Desde luego, si de mí hubiera dependido, y a pesar de no haber visto el resto de películas, con lo que está claro que mi valoración es más un reconocimiento que un juicio equitativo, «El laberinto del fauno» se hubiera llevado también el Oscar a la mejor película extranjera. Entre otras razones, sin olvidar las magníficas interpretaciones de Sergi López, Maribel Verdú y la joven protagonista, porque en la película de Guillermo del Toro irrumpe una figura tan republicana, tan roja, tan digna, tan entrañable, como la del médico resistente que se enfrenta con dignidad a aquel monstruo fascista tan bien encarnado por Sergi López.

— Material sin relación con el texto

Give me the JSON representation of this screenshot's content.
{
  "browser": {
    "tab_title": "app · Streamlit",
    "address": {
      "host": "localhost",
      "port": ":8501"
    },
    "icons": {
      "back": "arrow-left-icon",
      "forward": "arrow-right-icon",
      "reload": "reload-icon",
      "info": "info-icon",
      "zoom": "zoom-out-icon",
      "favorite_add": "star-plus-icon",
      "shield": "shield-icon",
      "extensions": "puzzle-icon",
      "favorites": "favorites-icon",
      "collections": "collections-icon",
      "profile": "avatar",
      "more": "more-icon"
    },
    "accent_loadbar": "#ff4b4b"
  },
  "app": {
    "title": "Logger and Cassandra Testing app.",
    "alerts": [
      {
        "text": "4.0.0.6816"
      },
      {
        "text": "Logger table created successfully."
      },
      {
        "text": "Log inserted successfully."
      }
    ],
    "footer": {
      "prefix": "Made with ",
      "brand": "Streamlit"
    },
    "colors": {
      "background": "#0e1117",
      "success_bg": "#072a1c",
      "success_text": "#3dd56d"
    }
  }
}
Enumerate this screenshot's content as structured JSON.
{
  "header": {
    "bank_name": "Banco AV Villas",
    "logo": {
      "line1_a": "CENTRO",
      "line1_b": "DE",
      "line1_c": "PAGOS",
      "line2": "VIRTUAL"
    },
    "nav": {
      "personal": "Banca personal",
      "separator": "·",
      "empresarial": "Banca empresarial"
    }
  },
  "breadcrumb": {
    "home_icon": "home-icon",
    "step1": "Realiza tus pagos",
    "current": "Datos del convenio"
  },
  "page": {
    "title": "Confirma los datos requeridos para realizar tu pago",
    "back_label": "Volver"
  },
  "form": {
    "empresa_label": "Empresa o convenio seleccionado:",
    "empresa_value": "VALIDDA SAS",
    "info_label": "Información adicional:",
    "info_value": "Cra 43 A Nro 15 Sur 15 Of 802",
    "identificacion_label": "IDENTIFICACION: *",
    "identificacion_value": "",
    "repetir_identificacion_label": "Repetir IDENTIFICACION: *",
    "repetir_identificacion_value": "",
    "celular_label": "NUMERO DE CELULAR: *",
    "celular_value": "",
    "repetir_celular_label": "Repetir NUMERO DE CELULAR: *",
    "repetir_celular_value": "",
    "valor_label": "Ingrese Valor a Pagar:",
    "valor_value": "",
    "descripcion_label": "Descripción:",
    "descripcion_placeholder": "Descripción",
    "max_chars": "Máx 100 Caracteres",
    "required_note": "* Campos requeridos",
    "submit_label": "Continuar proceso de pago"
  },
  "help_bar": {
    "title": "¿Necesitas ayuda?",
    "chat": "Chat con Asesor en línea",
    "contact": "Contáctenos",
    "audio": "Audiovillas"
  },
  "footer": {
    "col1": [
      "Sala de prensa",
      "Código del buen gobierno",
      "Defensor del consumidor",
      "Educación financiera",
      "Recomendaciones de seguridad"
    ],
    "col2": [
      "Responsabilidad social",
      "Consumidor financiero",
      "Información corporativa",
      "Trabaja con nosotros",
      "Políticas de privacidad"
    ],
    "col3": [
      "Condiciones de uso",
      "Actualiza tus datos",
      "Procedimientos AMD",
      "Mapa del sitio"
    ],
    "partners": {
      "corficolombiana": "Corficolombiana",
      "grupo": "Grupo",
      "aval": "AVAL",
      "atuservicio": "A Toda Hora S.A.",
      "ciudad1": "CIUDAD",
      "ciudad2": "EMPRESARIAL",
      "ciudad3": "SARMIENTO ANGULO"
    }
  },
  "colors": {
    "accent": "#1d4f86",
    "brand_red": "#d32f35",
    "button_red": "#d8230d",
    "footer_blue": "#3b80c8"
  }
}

La figura del médico humanista es tan enorme y hermosa que, en estos tiempos coléricos que nos toca vivir, lo único que cabe ante ella es el llanto conmovido, el recuerdo y la admiración por lo que representa: la de tantos luchadores ocultados y ocultos que no estuvieron dispuestos a transigir con la abyección ni con el despotismo. Aquí, en Sefarad, y también allí, en la RDA, algunos de ellos hermanos inolvidables que lucharon en las brigadas internacionales dando su tiempo, sus mejores años, y, a veces, su vida en el empeño.
Porque, no olvidemos, también hubo comunistas que sin dejar de serlo no transigieron con todo aquello y porque, como se decía y cantaba en la internacional, ni Dios ni reyes ni tribunos.